It’s not helpful’: Energy Minister Angus Taylor slams Jackie Trad’s gas ‘cash grab’
Federal Energy Minister Angus Taylor has taken a swing at the Queensland Labor Government over its decision to hike gas royalties, describing the decision as “cash grab” that would hurt business and consumers.
“It’s not helpful,” he said, speaking at the Energy Week conference in Melbourne today.
“At the end of the day what we’ve seen in Queensland is a state government that is using the energy sector, electricity and gas, to try to make ends meet in a budget where they’re not making ends meet.”
Mr Taylor said Queensland Treasurer Jackie Trad was using high electricity prices and the latest gas royalty hike — which takes Queensland’s rate on its $15 billion worth of LNG exports from 10 per cent to 12.5 per cent, raising an extra $476 million over the next four years — to prop up the state budget.
“They took over $1.6 billion into their budget from electricity consumers last year. And they are now doing the same with gas,” he said.
“Quiet Australians want to see jobs in industry, energy intensive industries, continue to prosper. And tearing money out of those industries to bolster a budget is not helpful, and is not in line with what we need to do to deliver successful prosperous industries with the competitive edge we’ve had for so many years. It’s a cash grab by the Queensland Government.”
Mr Taylor also admitted Australia’s carbon emissions are rising “in absolute terms” but said Australia’s growing natural gas exports are largely responsible for the lift, and liquefied natural gas power generation based on Australian exports would lower carbon emissions across the globe.
Mr Taylor said Australian LNG exports were a transition fuel for the global economy and were helping replace coal-fired generators across the globe, ultimately reducing carbon emissions.
Asked whether he accepted recent data showed Australia’s total emissions were rising, Mr Taylor said “Yes, in absolute terms”.

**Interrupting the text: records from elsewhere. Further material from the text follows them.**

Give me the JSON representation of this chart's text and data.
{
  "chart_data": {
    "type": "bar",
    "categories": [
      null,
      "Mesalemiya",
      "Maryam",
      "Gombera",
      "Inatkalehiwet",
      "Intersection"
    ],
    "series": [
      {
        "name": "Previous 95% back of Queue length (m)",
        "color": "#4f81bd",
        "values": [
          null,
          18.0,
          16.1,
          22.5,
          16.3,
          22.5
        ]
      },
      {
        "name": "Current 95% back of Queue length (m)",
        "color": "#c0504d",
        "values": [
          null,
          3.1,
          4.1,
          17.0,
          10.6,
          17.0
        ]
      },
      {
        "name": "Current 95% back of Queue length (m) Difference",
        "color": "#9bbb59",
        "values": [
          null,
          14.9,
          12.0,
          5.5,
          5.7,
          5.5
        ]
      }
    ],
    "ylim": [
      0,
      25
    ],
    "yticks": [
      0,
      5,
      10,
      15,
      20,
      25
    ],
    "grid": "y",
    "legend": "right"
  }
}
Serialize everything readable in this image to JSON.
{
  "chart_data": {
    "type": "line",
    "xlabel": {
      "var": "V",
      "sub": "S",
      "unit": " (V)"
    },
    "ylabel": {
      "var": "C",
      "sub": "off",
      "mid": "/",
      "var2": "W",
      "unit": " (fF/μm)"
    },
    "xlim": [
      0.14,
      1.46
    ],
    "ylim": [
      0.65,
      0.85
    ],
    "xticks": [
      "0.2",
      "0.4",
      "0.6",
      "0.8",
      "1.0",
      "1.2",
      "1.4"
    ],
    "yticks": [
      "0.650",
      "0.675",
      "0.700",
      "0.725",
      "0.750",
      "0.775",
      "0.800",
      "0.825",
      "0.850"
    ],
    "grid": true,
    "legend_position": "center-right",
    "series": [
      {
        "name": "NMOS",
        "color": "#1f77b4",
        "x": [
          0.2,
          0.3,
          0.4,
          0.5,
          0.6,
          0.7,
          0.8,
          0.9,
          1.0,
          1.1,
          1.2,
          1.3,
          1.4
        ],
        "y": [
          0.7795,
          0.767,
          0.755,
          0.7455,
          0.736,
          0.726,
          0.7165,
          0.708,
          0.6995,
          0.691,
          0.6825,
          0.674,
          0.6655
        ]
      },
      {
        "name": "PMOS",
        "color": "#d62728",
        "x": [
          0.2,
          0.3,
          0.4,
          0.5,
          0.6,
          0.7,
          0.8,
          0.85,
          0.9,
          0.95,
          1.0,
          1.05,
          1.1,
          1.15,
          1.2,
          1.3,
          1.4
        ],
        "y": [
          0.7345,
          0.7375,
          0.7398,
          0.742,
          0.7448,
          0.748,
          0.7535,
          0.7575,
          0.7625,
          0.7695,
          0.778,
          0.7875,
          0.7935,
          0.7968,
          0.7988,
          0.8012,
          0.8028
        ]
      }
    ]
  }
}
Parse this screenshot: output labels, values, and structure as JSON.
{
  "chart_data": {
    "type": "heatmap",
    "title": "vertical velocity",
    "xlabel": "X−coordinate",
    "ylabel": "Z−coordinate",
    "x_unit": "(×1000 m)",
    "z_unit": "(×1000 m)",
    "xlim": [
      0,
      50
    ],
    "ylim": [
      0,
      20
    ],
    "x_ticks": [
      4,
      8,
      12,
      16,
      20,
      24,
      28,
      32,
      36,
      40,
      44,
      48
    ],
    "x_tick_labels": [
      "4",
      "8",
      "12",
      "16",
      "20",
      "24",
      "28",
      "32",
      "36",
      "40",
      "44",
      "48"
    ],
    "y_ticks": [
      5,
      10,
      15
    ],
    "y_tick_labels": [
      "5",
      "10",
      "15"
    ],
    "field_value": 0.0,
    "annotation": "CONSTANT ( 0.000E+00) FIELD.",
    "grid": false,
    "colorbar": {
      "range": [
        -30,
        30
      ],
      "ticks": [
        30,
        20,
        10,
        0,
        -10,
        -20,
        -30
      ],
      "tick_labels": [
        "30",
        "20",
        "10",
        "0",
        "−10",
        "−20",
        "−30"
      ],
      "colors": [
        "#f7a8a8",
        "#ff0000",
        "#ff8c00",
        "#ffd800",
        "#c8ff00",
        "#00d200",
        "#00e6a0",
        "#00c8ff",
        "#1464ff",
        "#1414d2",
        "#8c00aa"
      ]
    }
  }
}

“But the point I’ve made, always, is that we’re at the lowest levels in 29 years per capita, and on an emissions intensity basis. And, importantly, the major contributor to emissions increases in recent years has been the LNG industry and we should take a very salient look at the role it is playing, because it is a very positive role,” he said.
Australia has close to 50 million tonnes of LNG export capacity, with sales of the field estimated to be worth about $52 billion next financial year.
The Federal Government’s quarterly report on national carbon emissions, released last week, showed a seasonally adjusted 0.8 per cent lift on the previous quarter — the eleventh straight quarterly rise in a row.
Mr Taylor admitted Australia’s LNG industry was a substantial contributor to Australian emissions, arguing total national carbon emissions would have fallen 20 million tonnes since 2014, to 499 million tonnes, without the gas sector. Instead they have risen 4 million tonnes from a 534mt 2014 baseline that includes the LNG sector, to 538mt.